A 25-year study published recently in Nature Communications has demonstrated that caloric restriction in rhesus monkeys bestowed numerous health benefits by reducing both mortality and age-associated diseases. These results contradict an earlier study which reported no differences in survival rates, but the scientists also believe they have an explanation for this.
Restricted calorie intake whilst maintaining a continued supply of essential nutrients has been demonstrated previously to increase the longevity of several different organisms, from unicellular yeast to mice and fruit flies. Alongside a longer lifespan, this caloric restriction (CR) also delayed the onset of multiple age-related diseases in rodents. In order to gain more translatable information which could infer the effects of CR in humans, researchers turned to monkeys. This is because non-human primates display physiological, anatomical and behavioral similarities to humans. Rhesus macaques, which were used in this study, also display similar aging characteristics to humans such as greying of the hair and loss of muscle tone. Certain diseases which are associated with increased age in humans such as diabetes and bone loss also become more prevalent with aging in these animals.
Researchers from the University of Wisconsin, Madison (UW) used 76 rhesus monkeys for the study which were divided into two groups. In the control group the monkeys were fed ad libitum and received as much food as they wanted, whereas the other (CR) group received a diet containing 30% less calories than what they had been previously eating. The monkeys within the control group had a 2.9-fold increased risk of disease and a 3-fold increased risk of death when compared with the CR group. This is in stark contrast to a previous influential study carried out by the National Institute on Aging (NIA). They also carried out a long-term study on 120 monkeys and found no significant differences between the CR group and the control group.

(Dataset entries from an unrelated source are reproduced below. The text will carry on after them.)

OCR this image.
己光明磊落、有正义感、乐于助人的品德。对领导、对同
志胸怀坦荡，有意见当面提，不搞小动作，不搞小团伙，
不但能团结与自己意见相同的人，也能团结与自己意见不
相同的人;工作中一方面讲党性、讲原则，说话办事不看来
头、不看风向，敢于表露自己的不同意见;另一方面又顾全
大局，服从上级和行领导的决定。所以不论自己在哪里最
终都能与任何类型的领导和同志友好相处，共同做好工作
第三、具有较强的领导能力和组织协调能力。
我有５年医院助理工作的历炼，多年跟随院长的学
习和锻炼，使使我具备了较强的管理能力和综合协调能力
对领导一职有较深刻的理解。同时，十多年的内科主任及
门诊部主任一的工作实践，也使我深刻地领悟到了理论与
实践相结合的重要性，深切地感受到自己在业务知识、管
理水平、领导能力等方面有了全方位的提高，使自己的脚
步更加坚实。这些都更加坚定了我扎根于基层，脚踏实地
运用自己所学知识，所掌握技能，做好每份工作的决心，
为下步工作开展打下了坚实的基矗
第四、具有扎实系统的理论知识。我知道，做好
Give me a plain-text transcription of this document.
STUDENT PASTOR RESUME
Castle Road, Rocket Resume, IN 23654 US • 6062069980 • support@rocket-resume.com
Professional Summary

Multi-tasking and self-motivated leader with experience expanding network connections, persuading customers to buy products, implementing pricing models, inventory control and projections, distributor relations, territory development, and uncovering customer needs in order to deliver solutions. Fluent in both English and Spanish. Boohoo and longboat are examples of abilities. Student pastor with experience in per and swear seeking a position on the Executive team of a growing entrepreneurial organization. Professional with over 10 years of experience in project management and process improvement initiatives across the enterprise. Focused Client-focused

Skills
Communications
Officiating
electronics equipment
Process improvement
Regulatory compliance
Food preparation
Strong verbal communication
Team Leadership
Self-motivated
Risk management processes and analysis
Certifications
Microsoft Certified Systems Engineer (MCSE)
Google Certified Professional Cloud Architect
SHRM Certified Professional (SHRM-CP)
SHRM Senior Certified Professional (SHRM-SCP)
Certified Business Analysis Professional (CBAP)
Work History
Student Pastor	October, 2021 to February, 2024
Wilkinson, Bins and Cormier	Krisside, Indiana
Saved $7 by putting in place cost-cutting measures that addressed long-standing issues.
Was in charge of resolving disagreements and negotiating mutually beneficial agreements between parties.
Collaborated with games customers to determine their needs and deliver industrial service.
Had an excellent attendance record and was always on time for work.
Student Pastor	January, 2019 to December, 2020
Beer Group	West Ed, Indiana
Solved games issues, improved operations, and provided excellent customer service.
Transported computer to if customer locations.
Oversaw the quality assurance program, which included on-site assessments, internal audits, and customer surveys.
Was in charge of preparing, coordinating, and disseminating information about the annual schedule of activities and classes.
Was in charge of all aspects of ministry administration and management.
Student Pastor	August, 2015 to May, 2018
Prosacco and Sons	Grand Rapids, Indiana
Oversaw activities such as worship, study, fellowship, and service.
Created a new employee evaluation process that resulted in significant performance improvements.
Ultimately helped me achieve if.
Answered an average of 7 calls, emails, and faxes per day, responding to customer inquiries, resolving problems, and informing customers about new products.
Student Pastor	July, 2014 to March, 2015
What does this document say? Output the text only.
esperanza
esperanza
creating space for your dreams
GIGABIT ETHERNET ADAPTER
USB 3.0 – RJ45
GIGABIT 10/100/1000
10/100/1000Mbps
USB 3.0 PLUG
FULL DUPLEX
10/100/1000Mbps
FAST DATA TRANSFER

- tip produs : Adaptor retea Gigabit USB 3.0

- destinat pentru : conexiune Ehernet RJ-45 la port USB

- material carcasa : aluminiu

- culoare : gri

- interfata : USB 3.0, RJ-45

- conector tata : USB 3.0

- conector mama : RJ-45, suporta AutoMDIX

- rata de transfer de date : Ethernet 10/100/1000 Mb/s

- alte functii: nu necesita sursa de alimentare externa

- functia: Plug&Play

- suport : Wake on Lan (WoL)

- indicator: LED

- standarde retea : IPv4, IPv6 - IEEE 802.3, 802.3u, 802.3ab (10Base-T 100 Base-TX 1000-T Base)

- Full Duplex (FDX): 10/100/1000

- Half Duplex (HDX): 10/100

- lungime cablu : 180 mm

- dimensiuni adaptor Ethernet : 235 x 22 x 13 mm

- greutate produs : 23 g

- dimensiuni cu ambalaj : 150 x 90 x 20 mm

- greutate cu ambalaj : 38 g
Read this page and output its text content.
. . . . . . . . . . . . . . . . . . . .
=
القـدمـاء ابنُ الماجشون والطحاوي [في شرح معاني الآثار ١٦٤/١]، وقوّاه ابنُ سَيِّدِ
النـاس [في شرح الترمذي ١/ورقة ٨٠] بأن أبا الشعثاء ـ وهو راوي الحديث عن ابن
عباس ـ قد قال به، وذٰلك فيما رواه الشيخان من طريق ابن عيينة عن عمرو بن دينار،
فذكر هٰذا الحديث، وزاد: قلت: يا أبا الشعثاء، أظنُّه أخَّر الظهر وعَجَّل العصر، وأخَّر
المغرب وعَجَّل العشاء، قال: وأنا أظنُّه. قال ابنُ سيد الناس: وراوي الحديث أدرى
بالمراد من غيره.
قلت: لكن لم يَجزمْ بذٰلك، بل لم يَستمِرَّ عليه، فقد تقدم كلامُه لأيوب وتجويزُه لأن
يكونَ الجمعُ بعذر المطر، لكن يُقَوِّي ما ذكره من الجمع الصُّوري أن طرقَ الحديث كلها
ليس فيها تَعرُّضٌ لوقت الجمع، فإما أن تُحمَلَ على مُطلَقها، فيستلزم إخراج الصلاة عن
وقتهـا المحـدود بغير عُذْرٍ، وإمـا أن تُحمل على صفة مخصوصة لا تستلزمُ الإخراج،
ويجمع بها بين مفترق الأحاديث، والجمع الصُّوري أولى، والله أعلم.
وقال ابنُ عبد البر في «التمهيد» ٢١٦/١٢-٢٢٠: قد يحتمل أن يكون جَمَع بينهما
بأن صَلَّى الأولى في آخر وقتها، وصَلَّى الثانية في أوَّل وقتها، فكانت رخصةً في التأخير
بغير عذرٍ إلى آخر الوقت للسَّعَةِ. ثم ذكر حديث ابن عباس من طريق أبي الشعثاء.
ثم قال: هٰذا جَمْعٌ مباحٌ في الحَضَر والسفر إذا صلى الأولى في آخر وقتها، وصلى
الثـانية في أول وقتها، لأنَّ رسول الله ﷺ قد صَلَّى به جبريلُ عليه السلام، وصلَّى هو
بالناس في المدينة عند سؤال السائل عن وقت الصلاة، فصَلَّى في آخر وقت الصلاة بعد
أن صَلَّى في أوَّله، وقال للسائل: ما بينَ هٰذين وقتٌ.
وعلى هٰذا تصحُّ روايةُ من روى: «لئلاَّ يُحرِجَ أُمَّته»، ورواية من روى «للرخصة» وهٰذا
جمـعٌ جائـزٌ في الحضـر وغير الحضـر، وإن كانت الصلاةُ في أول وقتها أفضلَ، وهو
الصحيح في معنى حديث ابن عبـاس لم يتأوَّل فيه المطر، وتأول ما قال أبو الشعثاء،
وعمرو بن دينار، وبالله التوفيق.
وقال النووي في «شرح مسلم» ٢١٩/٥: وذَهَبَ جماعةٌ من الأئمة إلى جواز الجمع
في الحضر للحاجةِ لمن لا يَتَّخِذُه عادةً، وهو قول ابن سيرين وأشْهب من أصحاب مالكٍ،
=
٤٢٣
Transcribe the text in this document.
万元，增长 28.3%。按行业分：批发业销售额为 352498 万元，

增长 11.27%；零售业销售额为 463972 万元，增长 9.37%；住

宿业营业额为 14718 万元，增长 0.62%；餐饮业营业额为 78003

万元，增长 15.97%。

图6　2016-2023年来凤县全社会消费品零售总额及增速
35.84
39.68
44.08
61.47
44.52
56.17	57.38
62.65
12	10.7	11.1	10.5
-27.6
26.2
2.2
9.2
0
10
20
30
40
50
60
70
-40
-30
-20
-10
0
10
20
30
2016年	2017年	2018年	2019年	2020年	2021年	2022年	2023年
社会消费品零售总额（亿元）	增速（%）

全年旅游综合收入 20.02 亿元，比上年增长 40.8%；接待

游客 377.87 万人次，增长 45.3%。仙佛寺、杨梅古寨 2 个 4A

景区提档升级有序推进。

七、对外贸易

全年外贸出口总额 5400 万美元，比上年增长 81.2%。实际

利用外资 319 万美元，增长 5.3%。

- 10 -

The scientists from UW pondered why this could be, and have offered some possible explanations. According to Ricki Colman from UW, her group began working with adult monkeys which meant that they already knew how much food the monkeys wanted to eat; they therefore took this amount as the normal calorie intake and reduced the calories by 30% from this. The NIA, however, based their feeding amounts on a standardized chart issued by the National Academy of Science. The scientists from UW concluded that this resulted in the monkeys in the control group also receiving a reduction in calories, which could explain why no differences were seen. Colman also found that the control monkeys at NIA weighed less at all times during the study when compared to the monkeys used in the UW study.
Although encouraging and informative, these data should be interpreted with care. One of the authors of the study, Rozalyn Anderson, pointed out that it is important to realize that the results should not be used as a lifestyle recommendation; few people can cope with a constant 30% reduction in calories. "We are not studying it so people can go out and do it, but to delve into the underlying causes of age-related disease susceptibility," she adds. According to Anderson, in the species that have been investigated so far CR causes metabolism to be reprogrammed and affects the ability of the organism to respond to environmental changes.
Although similar data are available from human studies, they are more clinically restricted than monkey studies. Rodent studies previously carried out are also limited in what they can inform us of what is happening in humans. The authors propose that the benefits of CR on aging are conserved among primates, and suggest that the advances from this study will translate directly to human aging and health.